Além da saída dela do plenário, uma jurada passou mal ao ver as imagens e foi advertida pelo juiz Adilson Paukoski Simoni

O júri de Elize Matsunaga, acusada de matar e esquartejar o ex-marido em 2012, foi interrompido por alguns minutos na manhã desta terça-feira após imagens de partes do corpo da vítima, o empresário Marcos Kitano Matsunaga, herdeiro da Yoki, serem exibidas no plenário. Uma jurada passou mal e foi advertida pelo juiz. Elize começou a chorar e pediu para ser retirada do local.

No segundo dia de julgamento, é ouvido no Fórum Criminal da Barra Funda, na zona oeste de São Paulo, o delegado Mauro Gomes Dias, testemunha comum do Ministério Público Estadual (MPE) e da defesa. Ele presidiu o inquérito do caso, investigado pelo Departamento de Homicídios e de Proteção à Pessoa (DHPP).

Foi ao delegado que Elize confessou ter assassinado e depois retalhado do corpo de Marcos. A confissão foi filmada. O crime aconteceu na noite do dia 19 de maio de 2012, um sábado. “Ela conseguiu enganar a família inteira”, disse.

Uma jurada, que tem diabete, sentiu-se mal durante a exibição de partes do corpo de Marcos e foi advertida pelo juiz Adilson Paukoski Simoni. “Eu falei com a senhora antes, se conseguia participar do júri que trata de esquartejamento”, disse.

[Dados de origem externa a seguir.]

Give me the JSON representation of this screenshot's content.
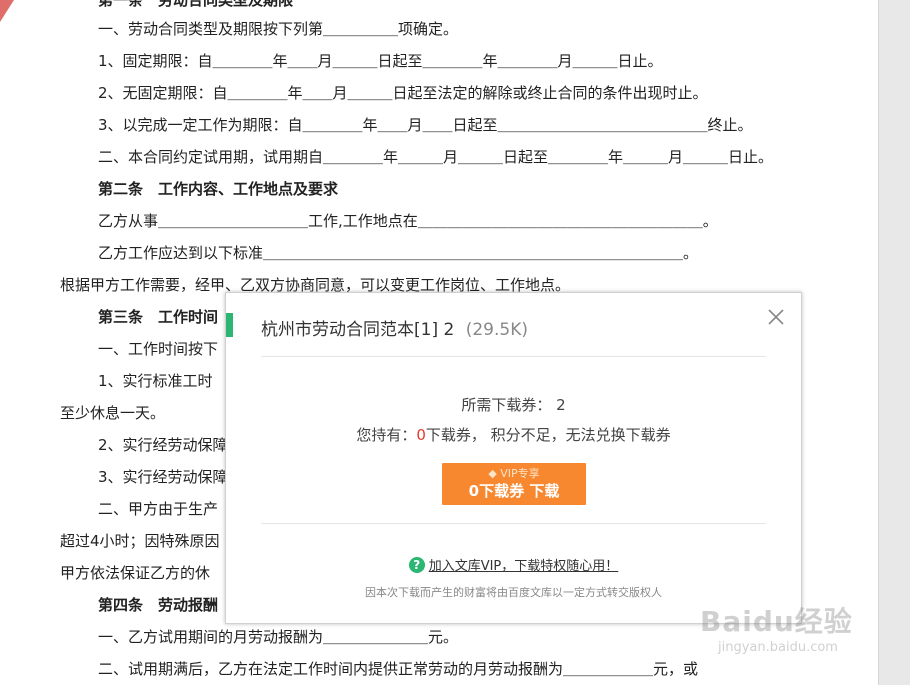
{
  "doc": {
    "lines": [
      {
        "text": "第一条　劳动合同类型及期限",
        "bold": true
      },
      {
        "text": "一、劳动合同类型及期限按下列第＿＿＿＿＿项确定。",
        "bold": false
      },
      {
        "text": "1、固定期限：自＿＿＿＿年＿＿月＿＿＿日起至＿＿＿＿年＿＿＿＿月＿＿＿日止。",
        "bold": false
      },
      {
        "text": "2、无固定期限：自＿＿＿＿年＿＿月＿＿＿日起至法定的解除或终止合同的条件出现时止。",
        "bold": false
      },
      {
        "text": "3、以完成一定工作为期限：自＿＿＿＿年＿＿月＿＿日起至＿＿＿＿＿＿＿＿＿＿＿＿＿＿终止。",
        "bold": false
      },
      {
        "text": "二、本合同约定试用期，试用期自＿＿＿＿年＿＿＿月＿＿＿日起至＿＿＿＿年＿＿＿月＿＿＿日止。",
        "bold": false
      },
      {
        "text": "第二条　工作内容、工作地点及要求",
        "bold": true
      },
      {
        "text": "乙方从事＿＿＿＿＿＿＿＿＿＿工作,工作地点在＿＿＿＿＿＿＿＿＿＿＿＿＿＿＿＿＿＿＿。",
        "bold": false
      },
      {
        "text": "乙方工作应达到以下标准＿＿＿＿＿＿＿＿＿＿＿＿＿＿＿＿＿＿＿＿＿＿＿＿＿＿＿＿。",
        "bold": false
      },
      {
        "text": "根据甲方工作需要，经甲、乙双方协商同意，可以变更工作岗位、工作地点。",
        "bold": false
      },
      {
        "text": "第三条　工作时间",
        "bold": true
      },
      {
        "text": "一、工作时间按下",
        "bold": false
      },
      {
        "text": "1、实行标准工时",
        "bold": false
      },
      {
        "text": "至少休息一天。",
        "bold": false
      },
      {
        "text": "2、实行经劳动保障",
        "bold": false
      },
      {
        "text": "3、实行经劳动保障",
        "bold": false
      },
      {
        "text": "二、甲方由于生产",
        "bold": false
      },
      {
        "text": "超过4小时；因特殊原因",
        "bold": false
      },
      {
        "text": "甲方依法保证乙方的休",
        "bold": false
      },
      {
        "text": "第四条　劳动报酬",
        "bold": true
      },
      {
        "text": "一、乙方试用期间的月劳动报酬为＿＿＿＿＿＿＿元。",
        "bold": false
      },
      {
        "text": "二、试用期满后，乙方在法定工作时间内提供正常劳动的月劳动报酬为＿＿＿＿＿＿元，或",
        "bold": false
      }
    ]
  },
  "dialog": {
    "title": "杭州市劳动合同范本[1] 2",
    "size": "(29.5K)",
    "need_label": "所需下载券：",
    "need_value": "2",
    "have_prefix": "您持有：",
    "have_value": "0",
    "have_suffix": "下载券，  积分不足，无法兑换下载券",
    "button_vip": "VIP专享",
    "button_main": "0下载券 下载",
    "join_link": "加入文库VIP，下载特权随心用！",
    "notice": "因本次下载而产生的财富将由百度文库以一定方式转交版权人",
    "accent_color": "#2bb673",
    "button_color": "#f7882f",
    "close_icon": "close-icon"
  },
  "watermark": {
    "brand": "Baidu经验",
    "url": "jingyan.baidu.com"
  }
}
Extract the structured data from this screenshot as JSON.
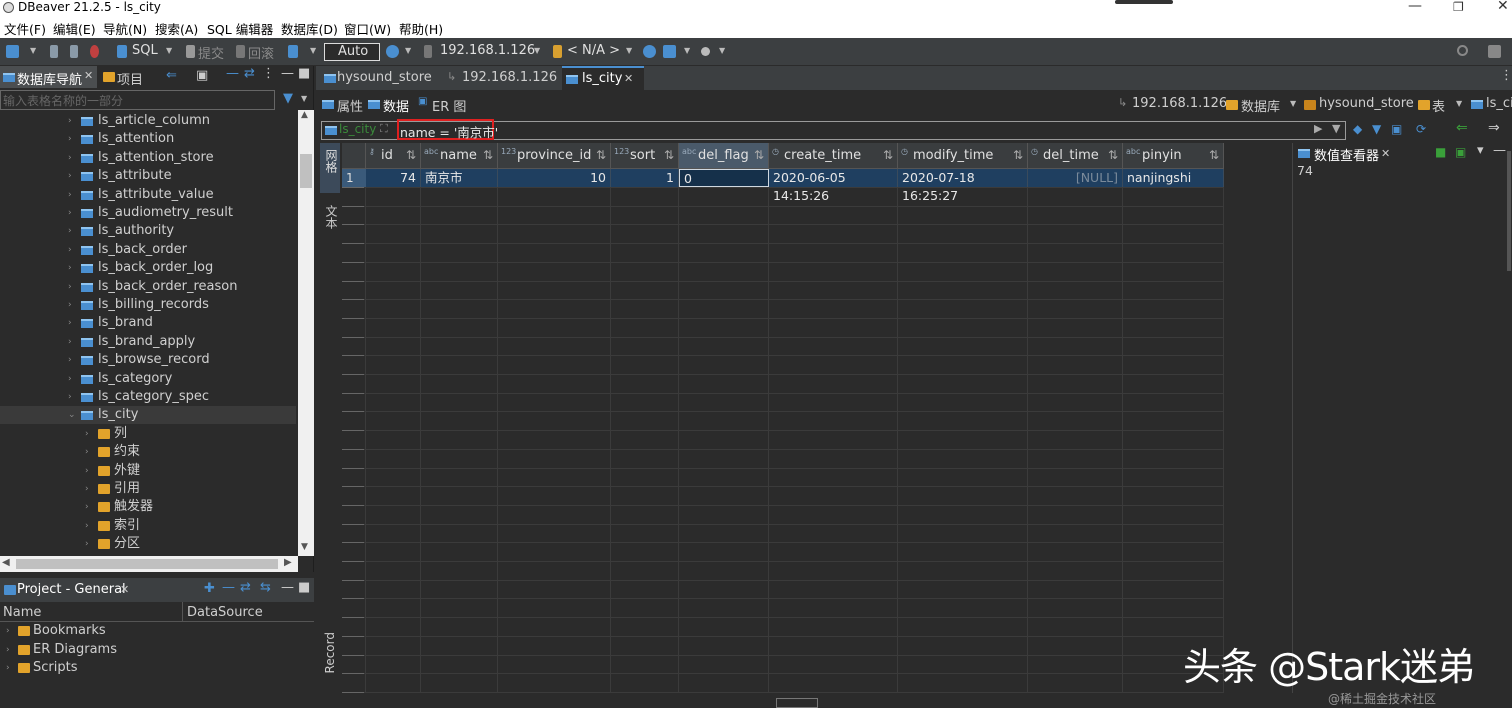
{
  "window": {
    "title": "DBeaver 21.2.5 - ls_city"
  },
  "menu": [
    "文件(F)",
    "编辑(E)",
    "导航(N)",
    "搜索(A)",
    "SQL 编辑器",
    "数据库(D)",
    "窗口(W)",
    "帮助(H)"
  ],
  "toolbar": {
    "sql_label": "SQL",
    "commit_label": "提交",
    "rollback_label": "回滚",
    "tx_mode": "Auto",
    "host": "192.168.1.126",
    "schema": "< N/A >"
  },
  "navigator": {
    "tab_label": "数据库导航",
    "projects_tab_label": "项目",
    "filter_placeholder": "输入表格名称的一部分",
    "tables": [
      "ls_article_column",
      "ls_attention",
      "ls_attention_store",
      "ls_attribute",
      "ls_attribute_value",
      "ls_audiometry_result",
      "ls_authority",
      "ls_back_order",
      "ls_back_order_log",
      "ls_back_order_reason",
      "ls_billing_records",
      "ls_brand",
      "ls_brand_apply",
      "ls_browse_record",
      "ls_category",
      "ls_category_spec",
      "ls_city"
    ],
    "city_children": [
      "列",
      "约束",
      "外键",
      "引用",
      "触发器",
      "索引",
      "分区"
    ]
  },
  "project": {
    "title": "Project - General",
    "col_name": "Name",
    "col_datasource": "DataSource",
    "items": [
      "Bookmarks",
      "ER Diagrams",
      "Scripts"
    ]
  },
  "editor": {
    "tabs": [
      "hysound_store",
      "192.168.1.126",
      "ls_city"
    ],
    "subtabs": [
      "属性",
      "数据",
      "ER 图"
    ],
    "breadcrumb": [
      "192.168.1.126",
      "数据库",
      "hysound_store",
      "表",
      "ls_cit"
    ],
    "filter_table": "ls_city",
    "filter_text": "name = '南京市'",
    "side_tab_grid": "网格",
    "side_tab_text": "文本",
    "side_tab_record": "Record",
    "columns": [
      {
        "name": "id",
        "type": "key"
      },
      {
        "name": "name",
        "type": "abc"
      },
      {
        "name": "province_id",
        "type": "123"
      },
      {
        "name": "sort",
        "type": "123"
      },
      {
        "name": "del_flag",
        "type": "abc"
      },
      {
        "name": "create_time",
        "type": "time"
      },
      {
        "name": "modify_time",
        "type": "time"
      },
      {
        "name": "del_time",
        "type": "time"
      },
      {
        "name": "pinyin",
        "type": "abc"
      }
    ],
    "rows": [
      {
        "num": "1",
        "cells": [
          "74",
          "南京市",
          "10",
          "1",
          "0",
          "2020-06-05 14:15:26",
          "2020-07-18 16:25:27",
          "[NULL]",
          "nanjingshi"
        ]
      }
    ]
  },
  "value_viewer": {
    "title": "数值查看器",
    "value": "74"
  },
  "watermark": "头条 @Stark迷弟",
  "watermark_small": "@稀土掘金技术社区",
  "colors": {
    "selected_cell": "#1f3f60",
    "filter_highlight": "#e02020",
    "folder": "#e2a32b",
    "table_icon": "#4a8fd0"
  }
}
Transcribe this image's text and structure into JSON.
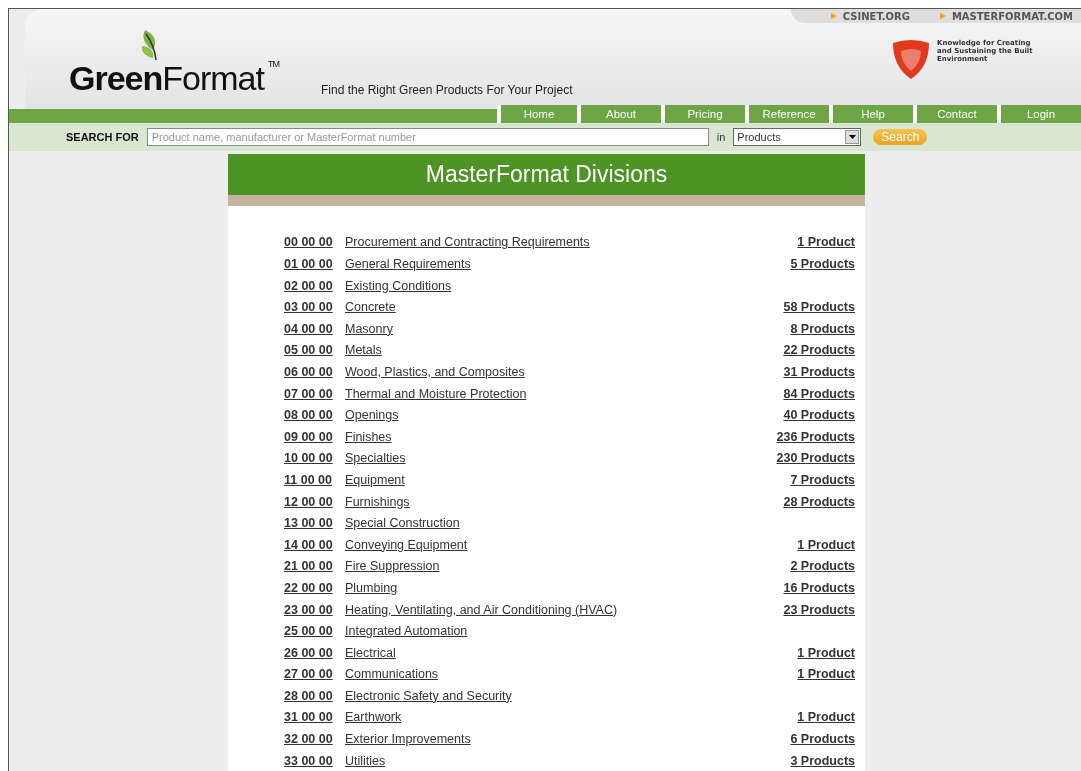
{
  "top_links": [
    "CSINET.ORG",
    "MASTERFORMAT.COM"
  ],
  "logo": {
    "bold_part": "Green",
    "rest": "Format",
    "mark": "TM"
  },
  "tagline": "Find the Right Green Products For Your Project",
  "csi_tagline": "Knowledge for Creating and Sustaining the Built Environment",
  "nav": [
    "Home",
    "About",
    "Pricing",
    "Reference",
    "Help",
    "Contact",
    "Login"
  ],
  "search": {
    "label": "SEARCH FOR",
    "placeholder": "Product name, manufacturer or MasterFormat number",
    "in_label": "in",
    "scope": "Products",
    "button": "Search"
  },
  "title": "MasterFormat Divisions",
  "divisions": [
    {
      "code": "00 00 00",
      "name": "Procurement and Contracting Requirements",
      "count": "1 Product"
    },
    {
      "code": "01 00 00",
      "name": "General Requirements",
      "count": "5 Products"
    },
    {
      "code": "02 00 00",
      "name": "Existing Conditions"
    },
    {
      "code": "03 00 00",
      "name": "Concrete",
      "count": "58 Products"
    },
    {
      "code": "04 00 00",
      "name": "Masonry",
      "count": "8 Products"
    },
    {
      "code": "05 00 00",
      "name": "Metals",
      "count": "22 Products"
    },
    {
      "code": "06 00 00",
      "name": "Wood, Plastics, and Composites",
      "count": "31 Products"
    },
    {
      "code": "07 00 00",
      "name": "Thermal and Moisture Protection",
      "count": "84 Products"
    },
    {
      "code": "08 00 00",
      "name": "Openings",
      "count": "40 Products"
    },
    {
      "code": "09 00 00",
      "name": "Finishes",
      "count": "236 Products"
    },
    {
      "code": "10 00 00",
      "name": "Specialties",
      "count": "230 Products"
    },
    {
      "code": "11 00 00",
      "name": "Equipment",
      "count": "7 Products"
    },
    {
      "code": "12 00 00",
      "name": "Furnishings",
      "count": "28 Products"
    },
    {
      "code": "13 00 00",
      "name": "Special Construction"
    },
    {
      "code": "14 00 00",
      "name": "Conveying Equipment",
      "count": "1 Product"
    },
    {
      "code": "21 00 00",
      "name": "Fire Suppression",
      "count": "2 Products"
    },
    {
      "code": "22 00 00",
      "name": "Plumbing",
      "count": "16 Products"
    },
    {
      "code": "23 00 00",
      "name": "Heating, Ventilating, and Air Conditioning (HVAC)",
      "count": "23 Products"
    },
    {
      "code": "25 00 00",
      "name": "Integrated Automation"
    },
    {
      "code": "26 00 00",
      "name": "Electrical",
      "count": "1 Product"
    },
    {
      "code": "27 00 00",
      "name": "Communications",
      "count": "1 Product"
    },
    {
      "code": "28 00 00",
      "name": "Electronic Safety and Security"
    },
    {
      "code": "31 00 00",
      "name": "Earthwork",
      "count": "1 Product"
    },
    {
      "code": "32 00 00",
      "name": "Exterior Improvements",
      "count": "6 Products"
    },
    {
      "code": "33 00 00",
      "name": "Utilities",
      "count": "3 Products"
    }
  ]
}
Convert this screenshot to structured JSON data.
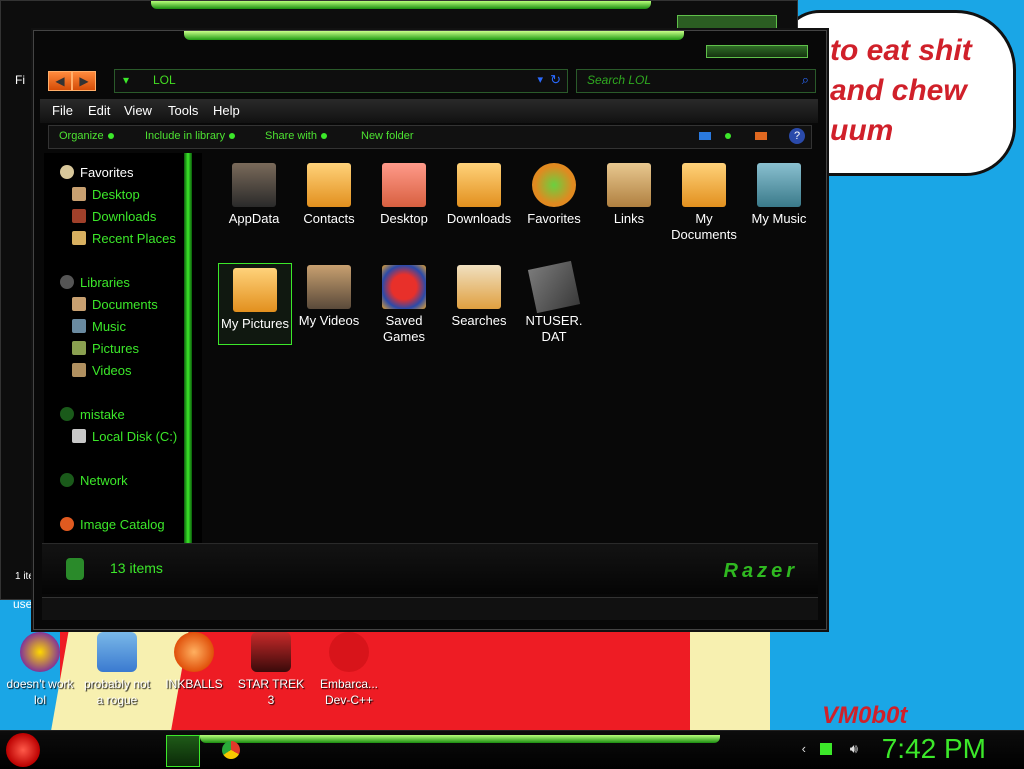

Depois, Elize começou a chorar e, por meio dos advogados, pediu para sair da sala.

“Sem tempo de dizer ‘ai'”

Elize havia acabado de voltar de uma viagem ao Paraná quando cometeu o crime. Marcos foi buscar a esposa, a filha do casal e uma babá no aeroporto e depois todos foram para o apartamento onde moravam. Há duas versões para o que aconteceu na sequência.

À época, Elize narrou que Marcos desceu para buscar uma pizza. Na volta, ela teria contado que contratou um detetive para filmar uma traição do marido e os dois teriam iniciado uma discussão. A ré contou que foi agredida com um tapa e alvo de xingamentos.

Ela teria tentado fugir do marido e alcançado a arma, uma pistola calibre 380 que havia recebido de presente de Marcos. “Você não tem coragem de atirar”, teria dito a vítima, antes de ser alvejada no lado esquerdo do crânio. O delegado, no entanto, não acredita nessa versão.

“Quando chegou com a pizza, a vítima não teve tempo nem de dizer ‘ai'”, afirmou Gomes Dias. Segundo demonstração do policial, o disparo foi feito à curta distância, de cima para baixo. Elize também já estaria com a arma engatilhada. Para a promotoria, um indício de crime premeditado. “Ele não teve chance de se defender”, disse o delegado. “Na época dos fatos, ela estava carregada de ódio”, acrescentou.

Gravações de câmeras de segurança mostram as quatro pessoas chegando ao apartamento. Depois, Marcos desce sozinho e, demonstrando irritação, chuta a porta do elevador. As imagens seguintes mostram Elize saindo do prédio com três malas, onde estava o corpo do marido, e voltando sem elas.

Os laudos médicos apontam que Marcos começou a ser degolado quando ainda estava vivo, segundo o policial. Já as partes do corpo foram jogadas à beira de uma estrada em Cotia, na Grande São Paulo. “Os animais se alimentam da carne. Era uma forma de sumir com o corpo”, disse.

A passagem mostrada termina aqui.